Given n natural number starts from 0, and b which is a number in between 0 to n
I wish to randomly select a number excluding b.
Say n is 5
then The number to be selected is {0,1,2,3,4,5}
say b is 4,
then my random selection is from {0,1,2,3,5}
A way to do this is to do a while loop, until the random.nextInteger() does not find a 4.
Is there a easy to to do this other than using a while loop?
I would write a simple extension:
// N.B. : min is inclusive, max is exclusive; so range is: [min,max) - {toExclude}
public static int Next(this Random rand, int min, int max, int toExclude)
{
int v = rand.Next(min, max - 1);
if (v < toExclude)
return v;
return v + 1;
}
Usage:
var random = new Random();
var val = random.Next(0,6,4); // 6 because max is exclusive in C# random.Next()
Your approach is the best in my optinion. It is simple and elegant, and even for m=2 it is O(1) on average (The expected number of redraws is 1/2 + 1/4 + 1/8 + .... < 1).
If you want to avoid the worst case of infinite loop there is an alternative, though I doubt it will have real performance impact.
draw a random double in range [0,1]. let it be d. If d < b/m: draw a number in range [0,b) and return it.
Else (d > b/m) - draw a random number in range [b+1,m] and return it.
Note, it is indeed uniform distributed because:
There are m+1 numbers in range 0,...,m, but only m "valid" numbers (excluding b).
There are b numbers in range 0,1,...,b-1 - so the probability of the number being in this range assuming uniform distribution is b/m - which is exactly P(d < b/m).

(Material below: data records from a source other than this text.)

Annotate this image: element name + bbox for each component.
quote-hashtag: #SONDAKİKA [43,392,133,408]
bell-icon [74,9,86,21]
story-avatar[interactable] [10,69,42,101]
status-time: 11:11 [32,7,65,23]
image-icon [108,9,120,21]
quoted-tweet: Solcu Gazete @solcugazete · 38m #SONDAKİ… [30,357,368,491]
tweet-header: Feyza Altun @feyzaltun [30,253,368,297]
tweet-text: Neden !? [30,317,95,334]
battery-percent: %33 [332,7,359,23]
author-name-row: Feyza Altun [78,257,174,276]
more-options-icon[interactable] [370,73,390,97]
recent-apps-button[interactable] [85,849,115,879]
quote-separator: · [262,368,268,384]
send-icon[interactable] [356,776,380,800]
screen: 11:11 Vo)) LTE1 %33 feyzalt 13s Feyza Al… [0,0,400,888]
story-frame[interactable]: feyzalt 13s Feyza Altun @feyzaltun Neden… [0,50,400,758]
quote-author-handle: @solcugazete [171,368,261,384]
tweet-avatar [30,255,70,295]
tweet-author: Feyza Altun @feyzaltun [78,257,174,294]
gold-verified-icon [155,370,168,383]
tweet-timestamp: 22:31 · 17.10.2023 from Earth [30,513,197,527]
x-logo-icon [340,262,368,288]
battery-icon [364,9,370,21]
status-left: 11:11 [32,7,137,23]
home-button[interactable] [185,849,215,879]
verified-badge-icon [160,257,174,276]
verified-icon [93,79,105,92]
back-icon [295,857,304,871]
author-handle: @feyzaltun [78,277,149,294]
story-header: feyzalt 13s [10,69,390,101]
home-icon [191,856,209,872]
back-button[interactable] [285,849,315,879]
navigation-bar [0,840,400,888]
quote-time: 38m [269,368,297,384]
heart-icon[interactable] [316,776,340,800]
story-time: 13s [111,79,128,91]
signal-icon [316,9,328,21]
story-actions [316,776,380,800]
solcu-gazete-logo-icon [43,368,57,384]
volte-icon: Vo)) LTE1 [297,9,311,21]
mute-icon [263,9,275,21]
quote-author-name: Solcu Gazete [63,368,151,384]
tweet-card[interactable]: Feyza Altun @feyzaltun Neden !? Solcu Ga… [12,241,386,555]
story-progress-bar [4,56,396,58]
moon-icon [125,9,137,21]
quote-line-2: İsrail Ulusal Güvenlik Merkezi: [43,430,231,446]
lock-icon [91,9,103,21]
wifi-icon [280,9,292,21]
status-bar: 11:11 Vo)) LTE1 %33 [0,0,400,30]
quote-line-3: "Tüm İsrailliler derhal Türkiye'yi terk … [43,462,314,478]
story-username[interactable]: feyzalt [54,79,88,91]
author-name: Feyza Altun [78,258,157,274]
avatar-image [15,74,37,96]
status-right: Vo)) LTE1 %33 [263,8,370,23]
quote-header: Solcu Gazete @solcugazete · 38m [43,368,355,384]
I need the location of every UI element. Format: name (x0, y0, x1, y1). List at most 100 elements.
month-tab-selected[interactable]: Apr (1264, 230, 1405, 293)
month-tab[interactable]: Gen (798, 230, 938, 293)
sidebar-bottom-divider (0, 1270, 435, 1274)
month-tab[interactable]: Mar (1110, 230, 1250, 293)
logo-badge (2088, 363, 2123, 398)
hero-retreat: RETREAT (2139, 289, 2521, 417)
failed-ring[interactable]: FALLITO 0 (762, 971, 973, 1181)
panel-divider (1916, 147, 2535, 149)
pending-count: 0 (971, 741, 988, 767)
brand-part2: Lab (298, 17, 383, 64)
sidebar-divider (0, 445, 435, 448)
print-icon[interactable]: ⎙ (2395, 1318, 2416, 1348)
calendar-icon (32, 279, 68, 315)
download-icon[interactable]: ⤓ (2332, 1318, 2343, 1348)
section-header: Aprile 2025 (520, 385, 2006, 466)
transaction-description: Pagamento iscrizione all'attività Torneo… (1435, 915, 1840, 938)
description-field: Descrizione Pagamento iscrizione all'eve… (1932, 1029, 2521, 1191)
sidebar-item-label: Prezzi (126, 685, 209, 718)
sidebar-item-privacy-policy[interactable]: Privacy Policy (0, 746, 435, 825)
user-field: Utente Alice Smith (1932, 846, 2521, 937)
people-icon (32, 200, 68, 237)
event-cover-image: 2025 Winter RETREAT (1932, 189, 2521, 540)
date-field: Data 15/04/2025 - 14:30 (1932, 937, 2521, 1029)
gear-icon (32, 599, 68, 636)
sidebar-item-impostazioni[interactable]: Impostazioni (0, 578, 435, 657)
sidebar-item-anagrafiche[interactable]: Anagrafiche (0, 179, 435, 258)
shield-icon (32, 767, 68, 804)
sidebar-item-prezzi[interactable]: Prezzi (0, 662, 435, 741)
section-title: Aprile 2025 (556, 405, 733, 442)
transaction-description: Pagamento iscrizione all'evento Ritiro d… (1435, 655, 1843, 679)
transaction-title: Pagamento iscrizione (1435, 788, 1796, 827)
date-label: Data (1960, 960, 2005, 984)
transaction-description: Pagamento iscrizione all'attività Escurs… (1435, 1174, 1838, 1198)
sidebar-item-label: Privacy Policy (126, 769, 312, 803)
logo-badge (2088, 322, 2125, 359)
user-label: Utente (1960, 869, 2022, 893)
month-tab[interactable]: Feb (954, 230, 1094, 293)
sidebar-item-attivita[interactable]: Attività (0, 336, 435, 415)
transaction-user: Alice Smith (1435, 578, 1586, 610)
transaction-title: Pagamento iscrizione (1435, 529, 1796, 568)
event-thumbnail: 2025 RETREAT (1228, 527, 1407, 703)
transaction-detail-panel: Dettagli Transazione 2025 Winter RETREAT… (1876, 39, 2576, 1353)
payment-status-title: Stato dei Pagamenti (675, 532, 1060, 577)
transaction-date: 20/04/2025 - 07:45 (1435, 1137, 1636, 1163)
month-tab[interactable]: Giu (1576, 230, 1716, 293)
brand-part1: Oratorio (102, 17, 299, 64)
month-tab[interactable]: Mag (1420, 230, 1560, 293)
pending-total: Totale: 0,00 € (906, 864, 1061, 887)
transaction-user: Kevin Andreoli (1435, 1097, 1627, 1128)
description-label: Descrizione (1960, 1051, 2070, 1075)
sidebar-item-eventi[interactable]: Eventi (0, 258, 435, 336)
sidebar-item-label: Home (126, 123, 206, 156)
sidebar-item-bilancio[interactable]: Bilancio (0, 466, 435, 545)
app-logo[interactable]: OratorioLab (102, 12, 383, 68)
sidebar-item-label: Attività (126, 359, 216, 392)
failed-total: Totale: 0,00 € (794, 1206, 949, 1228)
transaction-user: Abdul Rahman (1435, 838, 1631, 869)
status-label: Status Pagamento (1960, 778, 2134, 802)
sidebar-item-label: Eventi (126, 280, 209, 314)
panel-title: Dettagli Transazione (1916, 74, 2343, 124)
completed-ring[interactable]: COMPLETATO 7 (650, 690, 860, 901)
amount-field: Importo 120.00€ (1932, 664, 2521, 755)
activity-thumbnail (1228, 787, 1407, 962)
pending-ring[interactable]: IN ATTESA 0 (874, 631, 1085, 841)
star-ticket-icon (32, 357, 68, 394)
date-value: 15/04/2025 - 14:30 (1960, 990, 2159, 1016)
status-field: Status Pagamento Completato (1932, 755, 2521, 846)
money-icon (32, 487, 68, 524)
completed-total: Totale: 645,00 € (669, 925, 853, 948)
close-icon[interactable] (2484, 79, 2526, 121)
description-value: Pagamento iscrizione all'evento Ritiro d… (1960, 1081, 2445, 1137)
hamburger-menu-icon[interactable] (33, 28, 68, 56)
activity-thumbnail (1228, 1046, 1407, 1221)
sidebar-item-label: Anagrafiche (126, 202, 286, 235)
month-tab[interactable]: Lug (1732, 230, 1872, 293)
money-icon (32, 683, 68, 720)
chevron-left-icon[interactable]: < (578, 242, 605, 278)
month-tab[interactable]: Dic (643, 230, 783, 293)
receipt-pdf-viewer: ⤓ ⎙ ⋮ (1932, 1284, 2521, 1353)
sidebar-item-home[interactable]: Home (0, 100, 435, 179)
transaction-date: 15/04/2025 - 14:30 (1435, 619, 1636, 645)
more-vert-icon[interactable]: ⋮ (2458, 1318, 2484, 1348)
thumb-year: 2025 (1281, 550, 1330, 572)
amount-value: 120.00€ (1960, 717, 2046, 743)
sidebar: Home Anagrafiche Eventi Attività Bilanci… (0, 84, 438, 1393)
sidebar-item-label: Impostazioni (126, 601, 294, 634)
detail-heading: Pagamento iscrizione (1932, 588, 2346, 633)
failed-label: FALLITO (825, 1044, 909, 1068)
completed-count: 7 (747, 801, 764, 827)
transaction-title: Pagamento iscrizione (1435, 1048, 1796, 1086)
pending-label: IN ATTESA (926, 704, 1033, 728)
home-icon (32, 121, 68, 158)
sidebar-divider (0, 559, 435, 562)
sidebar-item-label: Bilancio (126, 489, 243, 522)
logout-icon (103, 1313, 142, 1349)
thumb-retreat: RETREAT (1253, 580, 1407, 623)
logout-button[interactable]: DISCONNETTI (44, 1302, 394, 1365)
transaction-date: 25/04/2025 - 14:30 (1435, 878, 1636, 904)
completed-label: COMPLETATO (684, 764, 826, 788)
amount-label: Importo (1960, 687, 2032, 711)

In java it will look similar to this:
int m = 5, b = 4;
Random r = new Random();
double d = r.nextDouble();
if (d < ((double)b)/m) {
System.out.println(r.nextInt(b));
} else {
System.out.println(r.nextInt(m-b) + b + 1);
}
Here is another approach if you prefer:
import random
def random_unifrom(n,b):
assert b < n and n > 0 and b > 0
nMinusOneList = [i for i in range(n) if i != b]
lSize = len(nMinusOneList)
randIndex = random.randint(0, lSize-1)
return nMinusOneList[randIndex]
I wrote this in python just for simplicity.
creating the nMinusOneList has complexity of O(n).
returning the random index complexity depends on the random function you are using.
At the end, you loose nothing if you take this approach instead of a while loop, but even if you use the while loop approach, if the random function is random (!!) then you should not have a problem. However, my approach above excludes the number you do not need from the very beginning.
In C#, the one line I use in python might be a couple of lines which consists of a for loop on the range 0 to n, with a condition that the x (for loop index) does not equal to b, in building the list, and then you will have the list that excludes b.